I sketched her, hoping to capture that serene expression in her eyes, the sleek fur texture and the round forms of thick fat layers that kept her from the biting cold. I sketched until that same cold crept through my clumsy gloves down to my finger bones. I had enough drawings to work from later in the hut, painting with pastels by the warmth of the oil drip stove.

Two weeks later, Sara and I were bouncing across the ice in our Spryte, a small tracked vehicle we used for transport. I slowed the Spryte as she pointed toward the rock island where the whiteness was speckled with seals like a pebbled beach. There I saw a reddish spot among them. We exchanged puzzled looks and veered off toward the seals, stopping just short of a wide crack.
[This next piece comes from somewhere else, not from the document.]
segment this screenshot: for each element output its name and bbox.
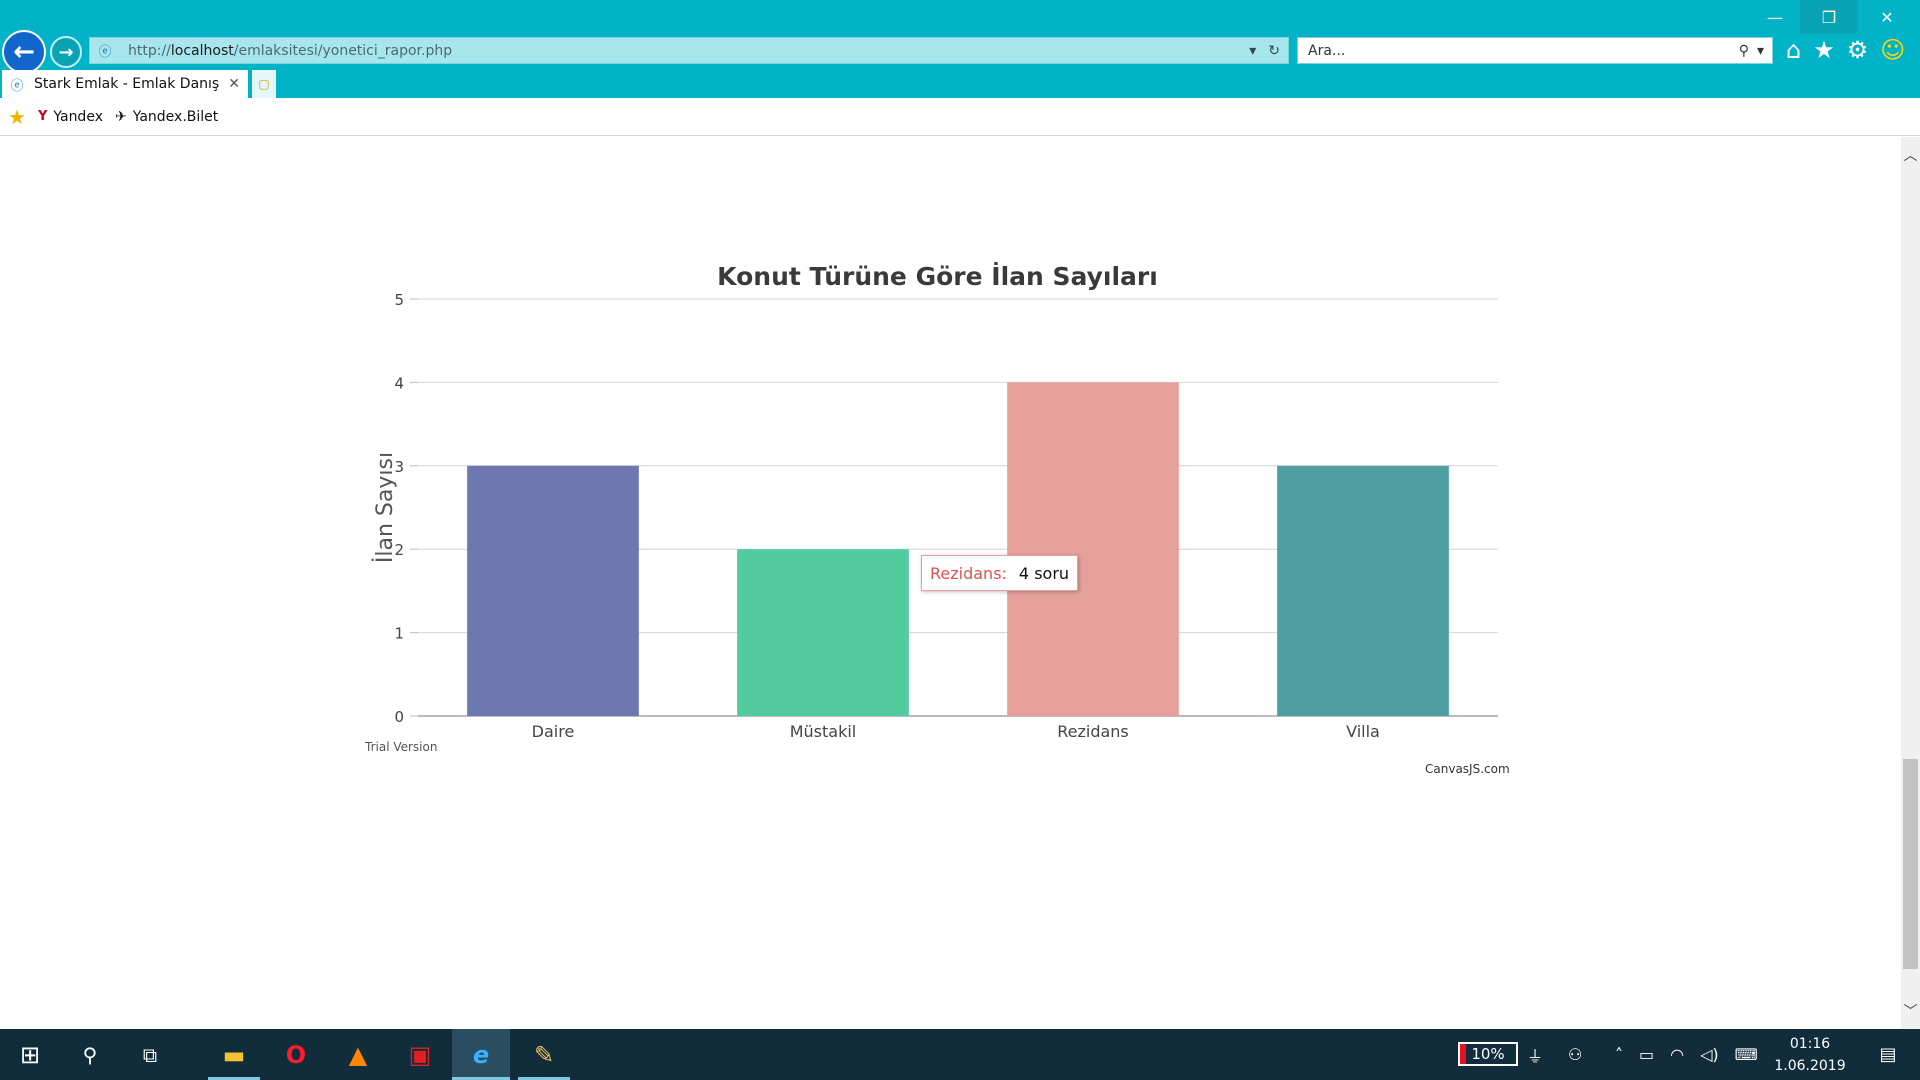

It seemed too wide to drive over, so we stopped to check the thickness of the newly formed ice within the crack. Sara grabbed the ice auger from the back and with all her weight into it, cranked it around until it broke through, the sea water gushing up the small hole. With ice of only two feet thick, we chose to grab our ice picks and cameras and walk over.

As we neared the seals, I saw a small slug-like shape next to the larger one on scarlet-stained ice. We tread lightly, hopping over the more numerous cracks as we neared the island. Sure enough, a small, wet, gangly pup undulated along its mothers side, dragging the placenta by its umbilical cord, across frozen blood. Its dark innocent eyes gave no indication that after months in a warm dark womb at 99 degrees F it had suddenly emerged into a blinding white world of minus 20 degrees, all soaking wet.

Over the next few days, dozens of pups appeared everywhere suckling on a diet of thick milk, with over 50% fat, one of the creamiest of any mammal. I came back many times to sketch these young pups as they grew from formless furry rags to plump juveniles in weeks. It was a race with the encroaching summer, with its melting of the nursery floor, and arrival of hungry leopard seals and killer whales from the north.

In about ten days, urged by their bleating mothers, they were to take their first reluctant plunge back through the hole where the pregnant mother had emerged. Then honing their foraging skills on the abundant fish, the survivors would swim north again at the end of summer and begin the cycle anew.